No one in that room is going to scream away socialism (in fact, they may just be open to more leftist policies). Universal Basic Income? Yes, please! For them, it would be a godsend since most of these places have no direct industry to rely on for jobs. Sure there are places an hour away, but you usually have three other rural counties all using this one industry as its primary source of economic opportunity and many families in rural communities only have one vehicle. We don’t have subway systems that can get these folks to work.

In the Times piece, Steve Schale, described as a Florida-base Democratic strategist, is quoted as saying “There’s a baseline percentage of the white vote you have to get to win and you can’t get to it just through young and progressive excitement.” There is some truth to his statement, but there is also a grim reality that is he unintentionally revealing. He could possibly be correct by saying that young and progressive excitement cannot get enough white vote (in the South) to win.

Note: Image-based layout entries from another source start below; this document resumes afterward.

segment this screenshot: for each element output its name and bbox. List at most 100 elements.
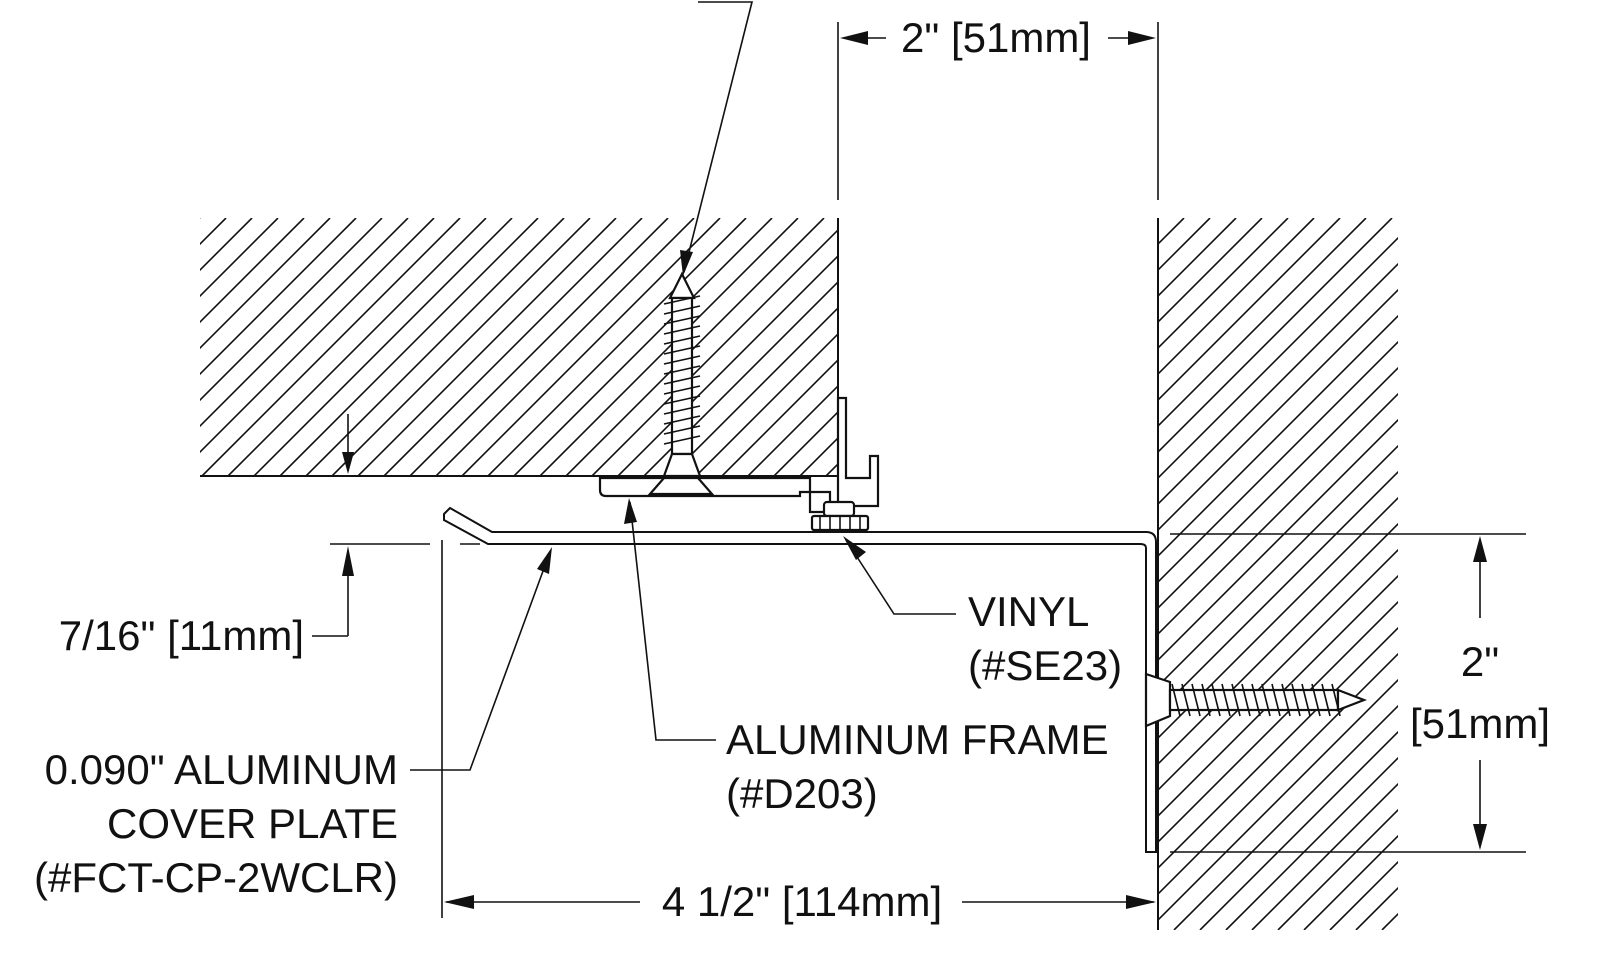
- vinyl-label-line1: VINYL: [968, 588, 1089, 635]
- hatch-line: [200, 218, 253, 476]
- hatch-line: [200, 218, 357, 476]
- cover-gap-dimension: 7/16" [11mm]: [59, 543, 480, 659]
- hatch-line: [1158, 218, 1237, 930]
- hatch-line: [1158, 218, 1398, 930]
- screw-thread: [1201, 683, 1211, 717]
- screw-thread: [663, 335, 701, 345]
- hatch-line: [200, 218, 201, 476]
- screw-thread: [663, 305, 701, 315]
- hatch-line: [305, 218, 565, 476]
- hatch-line: [1277, 218, 1398, 930]
- cover-plate-callout: 0.090" ALUMINUM COVER PLATE (#FCT-CP-2WC…: [34, 547, 552, 901]
- hatch-line: [1158, 218, 1393, 930]
- wall-depth-dimension: 2" [51mm]: [1170, 533, 1550, 853]
- screw-thread: [1241, 683, 1251, 717]
- hatch-line: [487, 218, 747, 476]
- hatch-line: [1251, 218, 1398, 930]
- hatch-line: [331, 218, 591, 476]
- hatch-line: [1158, 218, 1367, 930]
- hatch-line: [1158, 218, 1398, 930]
- hatch-line: [279, 218, 539, 476]
- screw-thread: [1251, 683, 1261, 717]
- hatch-line: [200, 218, 383, 476]
- hatch-line: [200, 218, 227, 476]
- hatch-line: [1158, 218, 1398, 930]
- frame-label-line1: ALUMINUM FRAME: [726, 716, 1109, 763]
- hatch-line: [357, 218, 617, 476]
- hatch-line: [1158, 218, 1398, 930]
- hatch-line: [1158, 218, 1398, 930]
- screw-thread: [1191, 683, 1201, 717]
- wall-substrate-hatch: [1157, 218, 1606, 930]
- screw-thread: [663, 365, 701, 375]
- screw-thread: [663, 425, 701, 435]
- hatch-line: [1158, 218, 1289, 930]
- hatch-line: [200, 218, 331, 476]
- hatch-line: [1225, 218, 1398, 930]
- hatch-line: [539, 218, 799, 476]
- ceiling-substrate-hatch: [200, 218, 1110, 477]
- cover-gap-label: 7/16" [11mm]: [59, 612, 304, 659]
- screw-thread: [1331, 683, 1341, 717]
- hatch-line: [1158, 218, 1398, 930]
- hatch-line: [1381, 218, 1398, 930]
- screw-thread: [663, 325, 701, 335]
- hatch-line: [1158, 218, 1315, 930]
- screw-thread: [1261, 683, 1271, 717]
- cover-plate-profile: [443, 506, 1157, 853]
- hatch-line: [435, 218, 695, 476]
- hatch-line: [669, 218, 838, 476]
- hatch-line: [617, 218, 838, 476]
- hatch-line: [1158, 218, 1398, 930]
- hatch-line: [695, 218, 838, 476]
- screw-thread: [663, 355, 701, 365]
- gap-dimension-label: 2" [51mm]: [901, 14, 1091, 61]
- hatch-line: [591, 218, 838, 476]
- hatch-line: [1158, 218, 1398, 930]
- hatch-line: [1158, 218, 1398, 930]
- hatch-line: [409, 218, 669, 476]
- vinyl-label-line2: (#SE23): [968, 642, 1122, 689]
- screw-thread: [663, 375, 701, 385]
- frame-callout: ALUMINUM FRAME (#D203): [624, 498, 1109, 817]
- hatch-line: [1158, 218, 1398, 930]
- screw-thread: [663, 345, 701, 355]
- aluminum-frame-profile: [598, 396, 880, 514]
- wall-anchor-screw-icon: [1144, 672, 1368, 728]
- screw-thread: [1281, 683, 1291, 717]
- overall-width-label: 4 1/2" [114mm]: [662, 878, 942, 925]
- ceiling-anchor-screw-icon: [662, 271, 702, 478]
- hatch-line: [1158, 218, 1398, 930]
- hatch-line: [200, 218, 435, 476]
- hatch-line: [1199, 218, 1398, 930]
- hatch-line: [1158, 218, 1398, 930]
- screw-thread: [1181, 683, 1191, 717]
- screw-thread: [663, 415, 701, 425]
- hatch-line: [1158, 218, 1211, 930]
- frame-label-line2: (#D203): [726, 770, 878, 817]
- screw-thread: [1171, 683, 1181, 717]
- hatch-line: [200, 218, 279, 476]
- gap-dimension: 2" [51mm]: [837, 14, 1159, 200]
- screw-anchor-callout: [680, 1, 754, 276]
- vinyl-callout: VINYL (#SE23): [843, 536, 1122, 689]
- screw-thread: [1211, 683, 1221, 717]
- hatch-line: [852, 218, 1110, 476]
- hatch-line: [227, 218, 487, 476]
- cover-plate-label-line2: COVER PLATE: [107, 800, 398, 847]
- screw-thread: [1231, 683, 1241, 717]
- overall-width-dimension: 4 1/2" [114mm]: [441, 540, 1159, 930]
- hatch-line: [825, 218, 838, 476]
- hatch-line: [1408, 218, 1606, 930]
- hatch-line: [1355, 218, 1398, 930]
- hatch-line: [1158, 218, 1398, 930]
- screw-thread: [1301, 683, 1311, 717]
- screw-thread: [663, 385, 701, 395]
- hatch-line: [200, 218, 305, 476]
- screw-thread: [663, 405, 701, 415]
- vinyl-seal: [810, 500, 870, 532]
- screw-thread: [663, 395, 701, 405]
- hatch-line: [773, 218, 838, 476]
- wall-depth-label-line1: 2": [1461, 638, 1499, 685]
- hatch-line: [721, 218, 838, 476]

As it turns out, we did not win our campaign, but more on that in a moment. What is he unintentionally revealing is that it’s a Democratic strategy to knowingly campaign against the best interests of a constituency to appeal to ideals of one specific base, or in other words, white supremacy reigns in popular campaign strategies over true left principles?

That brings me back to our loss. In a post-election evaluation, we realized many people had still not heard of our campaign before Election Day, and they would have voted for us had they known before casting their vote. That could be on us, it is our responsibility to get our message out; however, we were out-spent by our incumbent opponent by 5 to 1. The national Democratic Party has alienated and abandoned the liberal south for years. We are poorly financed, under-resourced, and our national party along with national committees seem uninterested in helping. I do not know much about Steve Schale as a Democratic strategist, but, if any liberal strategist in the South is not making the argument that the DNC make a significant reinvestment in the South, their other opinions are moot.

Image by Ali Zifan/CC BY-SA 4.0

The efforts made by our campaign and the Congressional and Senatorial campaigns in Mississippi were made predominantly on our small budgets from our individual donors and grassroots organizing. Without compromising our message and remarkably without the national support we were still able to make gains despite losing on election day. We received 200% more of the vote than the Democratic nominee received in the previous midterm and in many of our precincts we met or exceeded the ballots received for Hillary Clinton in 2016.

We did that by not compromising our progressive platform but packing it up in a motor home and literally taking it to all of the rural communities in South Mississippi. We did not alienate anyone with our message, and we actually attracted crossover voters. The problem across the South is we are divided by our own party at large, and that should be the story coming from anyone who is here right now attempting to address campaigns in the South.